# Equal Sector Investing



## professor_frink (19 February 2010)

Just came  across an article on on equal sector investing. Haven't really heard anything about this as a strategy before, haven't seen it mentioned on the forums here either so thought it may be of interest for some.

http://www.businesswire.com/portal/...d=news_view&newsId=20100217005417&newsLang=en

For those of you that don't know what it is - 



> Equal sector investing is a strategy in which a portfolio is divided equally among the economic sectors of the market, for example the sectors of the S&P 500. These sector weights are then periodically rebalanced back to equal weight. Although similar in concept, equal sector investing is not to be confused with equal stock investing in which the individual stocks in a portfolio, rather than sectors, are assigned equal weights.




What caught my eye about it was the claim that this style of investing had outperformed the S&P 500 each year for the past decade. No mention of returns before 2000 though(wonder if there is a reason for that)

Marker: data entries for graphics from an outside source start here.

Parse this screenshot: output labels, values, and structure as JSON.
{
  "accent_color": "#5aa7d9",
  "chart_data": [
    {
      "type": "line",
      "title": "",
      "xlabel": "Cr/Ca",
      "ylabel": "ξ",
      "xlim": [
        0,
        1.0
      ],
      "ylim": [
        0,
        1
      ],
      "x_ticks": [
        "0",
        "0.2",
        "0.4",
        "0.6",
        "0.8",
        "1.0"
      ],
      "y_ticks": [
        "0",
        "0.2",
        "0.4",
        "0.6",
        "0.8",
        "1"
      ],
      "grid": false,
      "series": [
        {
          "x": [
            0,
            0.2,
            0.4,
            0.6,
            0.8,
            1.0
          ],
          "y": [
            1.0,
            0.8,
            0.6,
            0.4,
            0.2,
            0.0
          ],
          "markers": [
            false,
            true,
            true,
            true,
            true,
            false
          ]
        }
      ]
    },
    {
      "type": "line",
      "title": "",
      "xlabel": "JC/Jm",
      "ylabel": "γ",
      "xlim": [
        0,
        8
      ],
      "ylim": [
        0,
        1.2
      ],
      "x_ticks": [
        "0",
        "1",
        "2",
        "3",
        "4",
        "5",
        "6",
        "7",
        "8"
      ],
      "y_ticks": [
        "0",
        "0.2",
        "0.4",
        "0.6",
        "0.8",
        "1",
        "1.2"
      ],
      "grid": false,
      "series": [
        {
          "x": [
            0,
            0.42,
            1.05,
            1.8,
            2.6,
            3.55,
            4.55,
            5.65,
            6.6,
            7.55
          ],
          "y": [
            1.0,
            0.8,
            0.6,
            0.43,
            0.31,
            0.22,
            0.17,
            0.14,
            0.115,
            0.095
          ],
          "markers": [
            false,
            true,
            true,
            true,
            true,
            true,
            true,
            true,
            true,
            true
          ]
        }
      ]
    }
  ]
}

What is also interesting is was this comment - 



> the out-performance of an equal sector strategy is partially attributable to its risk management characteristics. “Over the last 30 year the largest annual declines in the S&P 500 have been precipitated by a crash in the market’s largest sector. In 1981, it was Energy stocks. In 2000, it was Technology. Most recently it was the Financial sector.




Comments?


Cheers


----------